1943:  Cass Elliot (real name Ellen Cohen) of the Mamas & Papas was born in Baltimore, Maryland; died of a heart attack on July 19, 1974 in her hotel room in London after a concert series at the London Palladium.
1945:  Freda Payne, who gave us "Band Of Gold" in 1970, was born in Detroit, Michigan.

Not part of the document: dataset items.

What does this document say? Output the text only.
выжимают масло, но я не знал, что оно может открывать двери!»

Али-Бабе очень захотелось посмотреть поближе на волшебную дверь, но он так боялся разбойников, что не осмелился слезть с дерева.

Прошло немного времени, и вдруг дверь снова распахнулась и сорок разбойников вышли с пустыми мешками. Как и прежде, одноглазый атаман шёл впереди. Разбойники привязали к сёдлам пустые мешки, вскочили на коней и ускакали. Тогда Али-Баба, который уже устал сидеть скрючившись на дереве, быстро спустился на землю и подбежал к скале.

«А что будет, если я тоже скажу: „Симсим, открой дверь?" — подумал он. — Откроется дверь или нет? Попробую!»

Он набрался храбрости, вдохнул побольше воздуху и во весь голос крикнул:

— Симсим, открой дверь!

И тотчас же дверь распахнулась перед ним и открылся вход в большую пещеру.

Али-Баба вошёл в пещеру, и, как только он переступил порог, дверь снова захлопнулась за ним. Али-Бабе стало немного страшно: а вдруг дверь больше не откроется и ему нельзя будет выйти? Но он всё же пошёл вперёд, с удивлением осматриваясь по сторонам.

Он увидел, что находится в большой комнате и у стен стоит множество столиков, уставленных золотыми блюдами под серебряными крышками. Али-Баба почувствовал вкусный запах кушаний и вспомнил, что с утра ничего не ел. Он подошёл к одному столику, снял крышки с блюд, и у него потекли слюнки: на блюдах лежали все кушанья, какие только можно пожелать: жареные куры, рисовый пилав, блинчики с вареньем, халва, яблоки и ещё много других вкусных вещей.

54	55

1945:  David Bromberg, guitarist, fiddler and mandolin player who worked with Bob Dylan and Willie Nelson, among others, was born in Philadelphia, Pennsylvania.
1946:  John Coghlan, drummer of Status Quo, was born in London, England.
1947:  Lol Creme of 10cc and Godley & Creme ("Cry") was born in Prestwich, Lancashire, England.  (Note:  some sources report the birthplace as Prestwich, Manchester, but that is incorrect.  Prestwich was not included in the county of Manchester until 1974 by virtue of the Local Government Act of 1972.  As that was 27 years after Creme was born, it is physically impossible for him to have been born in the county of Manchester.)
1951:  Daniel Lanois, producer of U2 (The Joshua Tree), Peter Gabriel, Bob Dylan, Robbie Robertson and many others, was born in Hull, Quebec, Canada.

1952:  Nile Rodgers, songwriter and guitarist of Chic, who became a prolific producer and arranger, was born in the Bronx, New York.
1956:  Rex Smith ("You Take My Breath Away") was born in Jacksonville, Florida.

1958:  Lita Ford, guitarist of the Runaways and a solo artist, was born in London.  (Note:  some sources report birth year as 1959.  According to 'Billboard', Lita was born in 1958.)
1969:  Candy Dulfer, saxophone player ("Lily Was Here" with David Stewart) was born in Amsterdam, the Netherlands.
1977:  Ryan Dusick, drummer of Maroon 5, was born in Los Angeles.